Santa Casa de Ribeirão Preto (SP) — Prova 2019
A oximetria de pulso para triagem das cardiopatias críticas está indicada:
Triagem CCHD: RN >34 sem, aparentemente saudável, 24-48h de vida, antes da alta.
A triagem com oximetria de pulso é crucial para detectar cardiopatias congênitas críticas (CCHD) antes da alta, especialmente as ducto-dependentes, que podem se manifestar tardiamente. A janela de 24-48 horas permite a estabilização do RN e a detecção de hipoxemia sutil.
A triagem neonatal de cardiopatias congênitas críticas (CCHD) através da oximetria de pulso, conhecida como "teste do coraçãozinho", é uma ferramenta fundamental na redução da morbimortalidade infantil. Estas cardiopatias, muitas vezes ducto-dependentes, podem não apresentar sintomas evidentes nas primeiras horas de vida, tornando a detecção precoce vital para intervenções oportunas e melhora do prognóstico. A implementação universal desta triagem é um avanço significativo na saúde pública neonatal. O protocolo estabelece que a oximetria de pulso deve ser realizada em recém-nascidos aparentemente saudáveis, com idade gestacional acima de 34 semanas, entre 24 e 48 horas de vida, e sempre antes da alta hospitalar. A medição é feita no membro superior direito (pré-ductal) e em um dos membros inferiores (pós-ductal).

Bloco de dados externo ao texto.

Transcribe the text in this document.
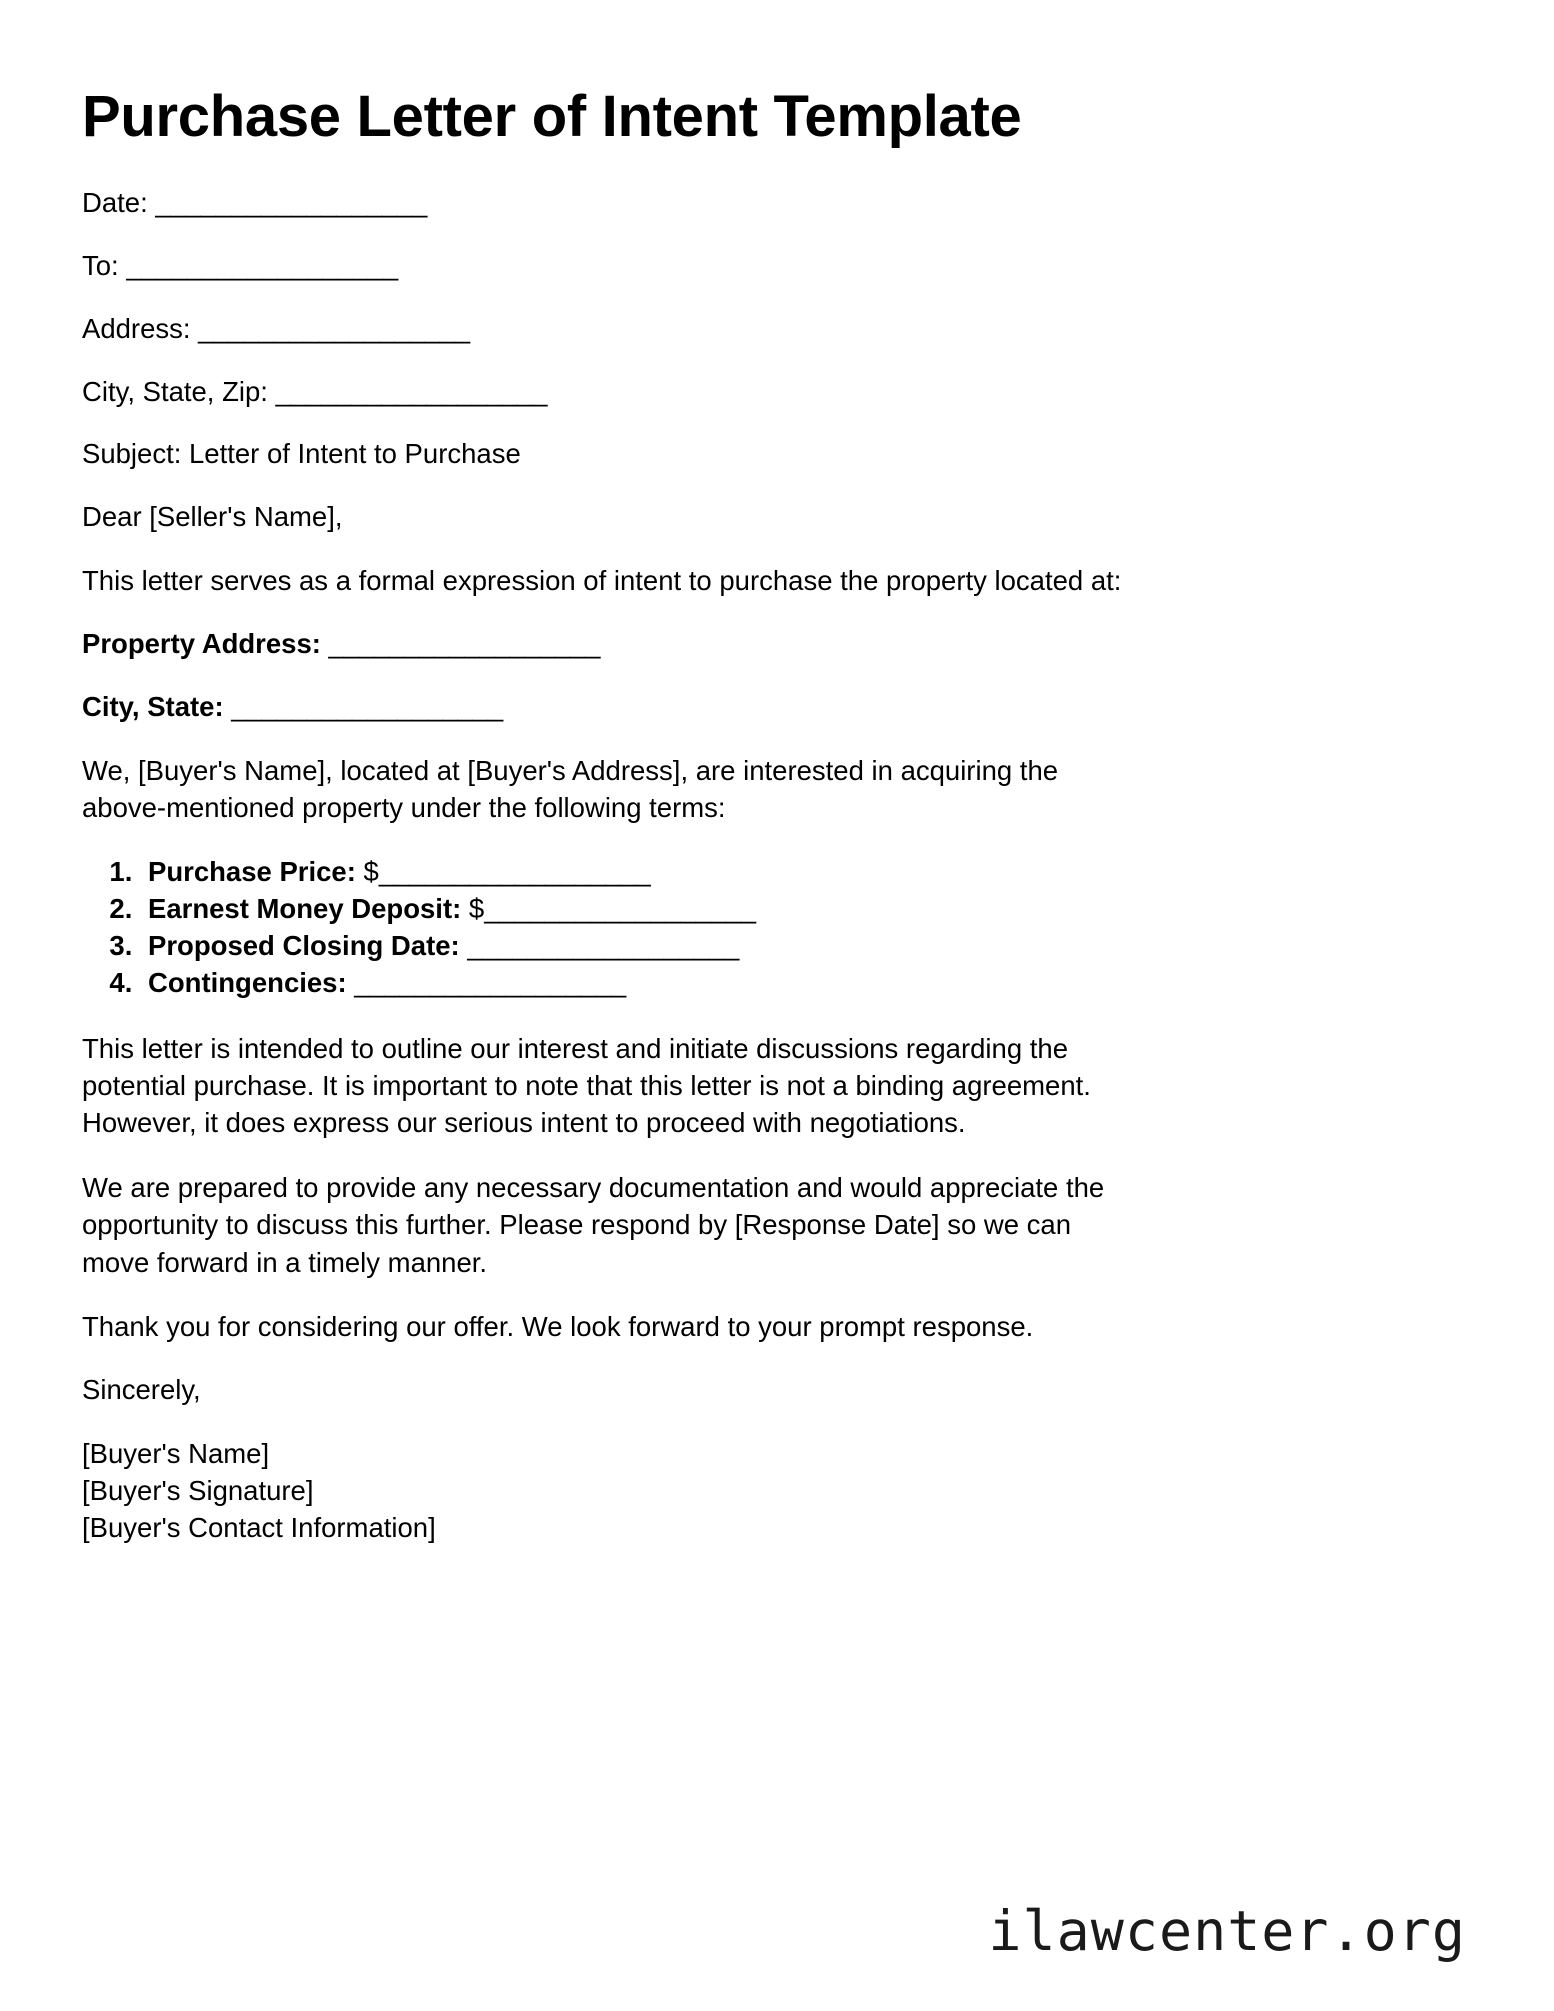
Purchase Letter of Intent Template

Date: __________________

To: __________________

Address: __________________

City, State, Zip: __________________

Subject: Letter of Intent to Purchase

Dear [Seller's Name],

This letter serves as a formal expression of intent to purchase the property located at:

Property Address: __________________

City, State: __________________

We, [Buyer's Name], located at [Buyer's Address], are interested in acquiring the above-mentioned property under the following terms:

1. Purchase Price: $__________________
2. Earnest Money Deposit: $__________________
3. Proposed Closing Date: __________________
4. Contingencies: __________________

This letter is intended to outline our interest and initiate discussions regarding the potential purchase. It is important to note that this letter is not a binding agreement. However, it does express our serious intent to proceed with negotiations.

We are prepared to provide any necessary documentation and would appreciate the opportunity to discuss this further. Please respond by [Response Date] so we can move forward in a timely manner.

Thank you for considering our offer. We look forward to your prompt response.

Sincerely,

[Buyer's Name]
[Buyer's Signature]
[Buyer's Contact Information]
ilawcenter.org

Um resultado positivo (diferença >3% ou saturação <90% em qualquer membro) requer investigação cardiológica imediata. A importância de realizar o teste entre 24 e 48 horas reside no fato de que o ducto arterioso, essencial para a circulação em algumas CCHD, começa a se fechar após o nascimento. A detecção precoce permite o manejo adequado, como a administração de prostaglandinas para manter o ducto pérvio, garantindo a estabilidade hemodinâmica do bebê até a cirurgia corretiva.
A oximetria de pulso é indicada para recém-nascidos aparentemente saudáveis com idade gestacional acima de 34 semanas, realizada entre 24 e 48 horas de vida, antes da alta hospitalar.
Ela permite a detecção precoce de cardiopatias congênitas críticas (CCHD), muitas vezes ducto-dependentes, que podem ser assintomáticas nas primeiras horas e se manifestar com gravidade após a alta.
A oximetria de pulso é eficaz na triagem de cardiopatias congênitas críticas, especialmente aquelas que causam hipoxemia, como a transposição das grandes artérias, tetralogia de Fallot e atresia tricúspide.